Payments Strategy Forum publishes key strategic documents

On 2 October 2015, the Payment Systems Regulator published draft terms of reference setting out the objectives, scope and role of the Payments Strategy Forum, names and biographies of the forum members and an agenda for the first meeting.

What this means for you

The PSR established the Payments Strategy Forum to provide co-ordination where collective action can promote innovation or competition in the interests of payment service users, which is contrasted with unilateral innovation as a source of competitive advantage. Now the Forum has been established it will lead an ongoing process to identify, prioritise and develop strategic initiatives for the industry.

Spotlight on the Payment Accounts Directive

The Payment Accounts Directive (PAD) was published in the Official Journal on 28 August 2014 and it must be transposed into the law of member states by 18 September 2016. It aims to increase competition within the financial industry and provide consumers with greater choice and flexibility. As a result, a package of measures has been created to facilitate (for all EU consumers):

  • greater comparability and transparency of fees
  • easier account switching
  • access to basic bank accounts

The nature of the accounts which PAD will apply to is still open to a certain amount of uncertainty and may be left to individual member states to decide how clear they want to be in this area. This is because the directive does not automatically apply to accounts which are not current accounts save where other accounts are (i) used for day-to-day payment transactions and (ii) have the functionality for customers to place funds, withdraw cash and execute and receive payment transactions to and from third parties, including the execution of credit transfers. This potentially also brings in instant access savings accounts and member states also have the ability to apply the directive to other accounts if they wish to do so.
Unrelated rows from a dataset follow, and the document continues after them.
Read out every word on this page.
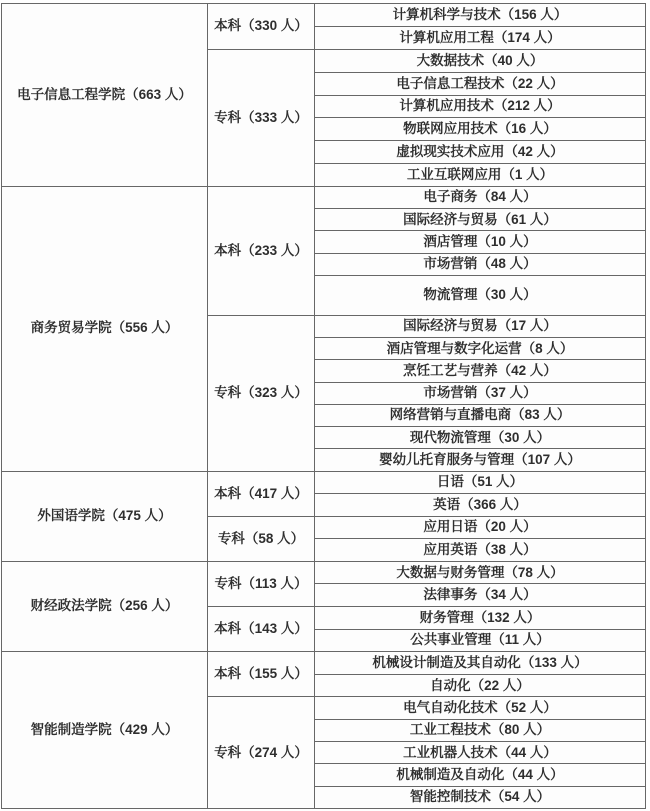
电子信息工程学院（663 人）
本科（330 人）
计算机科学与技术（156 人）
计算机应用工程（174 人）
专科（333 人）
大数据技术（40 人）
电子信息工程技术（22 人）
计算机应用技术（212 人）
物联网应用技术（16 人）
虚拟现实技术应用（42 人）
工业互联网应用（1 人）
商务贸易学院（556 人）
本科（233 人）
电子商务（84 人）
国际经济与贸易（61 人）
酒店管理（10 人）
市场营销（48 人）
物流管理（30 人）
专科（323 人）
国际经济与贸易（17 人）
酒店管理与数字化运营（8 人）
烹饪工艺与营养（42 人）
市场营销（37 人）
网络营销与直播电商（83 人）
现代物流管理（30 人）
婴幼儿托育服务与管理（107 人）
外国语学院（475 人）
本科（417 人）
日语（51 人）
英语（366 人）
专科（58 人）
应用日语（20 人）
应用英语（38 人）
财经政法学院（256 人）
专科（113 人）
大数据与财务管理（78 人）
法律事务（34 人）
本科（143 人）
财务管理（132 人）
公共事业管理（11 人）
智能制造学院（429 人）
本科（155 人）
机械设计制造及其自动化（133 人）
自动化（22 人）
专科（274 人）
电气自动化技术（52 人）
工业工程技术（80 人）
工业机器人技术（44 人）
机械制造及自动化（44 人）
智能控制技术（54 人）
Chapter II of PAD aims to standardise the most relevant fee terminology at member state level and EU level. It also provides for the creation of templates for the presentation of certain fee information (the fee information document and the statement of fees), which will be used by payment service providers. Chapter III of PAD establishes a harmonised system for account switching. It looks to create a level playing field for the opening of payment accounts across the EU. Chapter IV of the PAD aims to ensure that payment accounts with basic features are available to all consumers in the EU.
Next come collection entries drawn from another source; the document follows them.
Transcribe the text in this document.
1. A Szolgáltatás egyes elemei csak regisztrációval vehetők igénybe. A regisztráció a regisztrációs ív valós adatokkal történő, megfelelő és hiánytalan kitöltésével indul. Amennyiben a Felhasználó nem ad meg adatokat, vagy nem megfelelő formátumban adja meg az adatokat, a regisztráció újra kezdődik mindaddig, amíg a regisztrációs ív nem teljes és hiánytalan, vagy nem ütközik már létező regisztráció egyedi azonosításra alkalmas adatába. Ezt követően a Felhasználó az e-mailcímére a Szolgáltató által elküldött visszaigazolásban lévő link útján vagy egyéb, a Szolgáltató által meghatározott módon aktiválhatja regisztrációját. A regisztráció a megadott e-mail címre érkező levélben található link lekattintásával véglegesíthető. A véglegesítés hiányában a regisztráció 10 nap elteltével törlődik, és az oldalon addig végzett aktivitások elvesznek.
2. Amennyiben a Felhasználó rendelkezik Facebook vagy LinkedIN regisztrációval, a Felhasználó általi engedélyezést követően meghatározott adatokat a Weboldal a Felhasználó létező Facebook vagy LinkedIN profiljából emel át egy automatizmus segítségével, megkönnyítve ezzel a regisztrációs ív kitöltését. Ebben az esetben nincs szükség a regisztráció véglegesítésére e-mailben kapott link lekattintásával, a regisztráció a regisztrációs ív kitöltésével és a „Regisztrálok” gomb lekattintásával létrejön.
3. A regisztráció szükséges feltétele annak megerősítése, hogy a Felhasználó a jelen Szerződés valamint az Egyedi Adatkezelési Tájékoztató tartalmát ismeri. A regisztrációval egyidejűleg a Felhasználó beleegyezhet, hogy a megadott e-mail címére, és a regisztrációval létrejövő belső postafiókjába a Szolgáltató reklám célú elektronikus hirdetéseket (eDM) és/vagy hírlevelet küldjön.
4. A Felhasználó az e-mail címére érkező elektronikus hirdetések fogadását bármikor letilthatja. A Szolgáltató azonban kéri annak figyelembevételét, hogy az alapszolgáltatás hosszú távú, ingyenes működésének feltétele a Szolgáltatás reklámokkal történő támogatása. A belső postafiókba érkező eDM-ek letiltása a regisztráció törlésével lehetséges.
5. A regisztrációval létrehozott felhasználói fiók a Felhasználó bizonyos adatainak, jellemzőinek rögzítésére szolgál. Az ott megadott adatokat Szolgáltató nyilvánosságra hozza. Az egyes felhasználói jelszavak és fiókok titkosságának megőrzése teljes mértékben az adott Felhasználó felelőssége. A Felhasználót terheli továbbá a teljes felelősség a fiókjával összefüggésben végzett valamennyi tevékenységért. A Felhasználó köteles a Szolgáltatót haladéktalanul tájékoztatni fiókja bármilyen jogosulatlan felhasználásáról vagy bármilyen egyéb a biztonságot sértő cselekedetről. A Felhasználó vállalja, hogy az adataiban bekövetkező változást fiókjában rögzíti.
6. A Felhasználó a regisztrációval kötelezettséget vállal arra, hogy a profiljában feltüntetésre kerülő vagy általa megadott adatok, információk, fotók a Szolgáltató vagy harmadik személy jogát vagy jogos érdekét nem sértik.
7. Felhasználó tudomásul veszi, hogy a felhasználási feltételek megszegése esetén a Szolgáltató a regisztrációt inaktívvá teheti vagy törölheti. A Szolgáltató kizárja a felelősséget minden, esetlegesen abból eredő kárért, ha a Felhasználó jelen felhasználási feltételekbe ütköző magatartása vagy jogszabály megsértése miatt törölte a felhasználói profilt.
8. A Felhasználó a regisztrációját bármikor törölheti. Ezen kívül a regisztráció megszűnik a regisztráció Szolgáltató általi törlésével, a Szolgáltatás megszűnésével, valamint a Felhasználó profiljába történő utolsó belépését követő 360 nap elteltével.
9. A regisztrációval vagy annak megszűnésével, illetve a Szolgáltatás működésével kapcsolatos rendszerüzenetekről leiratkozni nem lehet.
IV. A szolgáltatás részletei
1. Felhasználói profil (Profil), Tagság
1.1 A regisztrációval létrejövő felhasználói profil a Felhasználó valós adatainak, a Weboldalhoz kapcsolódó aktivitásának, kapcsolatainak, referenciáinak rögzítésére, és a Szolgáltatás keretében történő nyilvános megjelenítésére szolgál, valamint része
From a UK perspective, the government has been consulting on the implementation of the directive for some time and published a consultation document on 23 June 2015. It has now completed that consultation process and published its response on 16 November 2015. In terms of the three key areas highlighted above, the UK has already taken action in these areas, including by:

  • a series of measures delivered through government agreement with the banking industry to improve transparency of fees and charges, including annual statements and text message alerts for unarranged overdraft fees
  • the creation of the 7-day Current Account Switch Service (CASS) which was launched in the UK in September 2013
  • improving UK banks’ existing basic bank account offer, alongside their other retail current accounts

Alongside the consultation, the UK government also published a final version of the corresponding legislation - the Payment Accounts Regulations 2015. After being laid in Parliament, the regulations will be scheduled to come into effect from September 2016. After the regulations have been finalised, the Financial Conduct Authority will consult on any rule changes it considers necessary to give effect to them, and the Payment Systems Regulator will consider the appropriate designation and monitoring process and will provide further information on this in due course.

On the issue of scope of the directive mentioned above, the UK has commented that the requirements will apply to current accounts and accounts that have functionalities directly comparable to those of current accounts. It will be for individual firms to decide whether their products fall into the scope of the regulations. We can provide help with this analysis if required.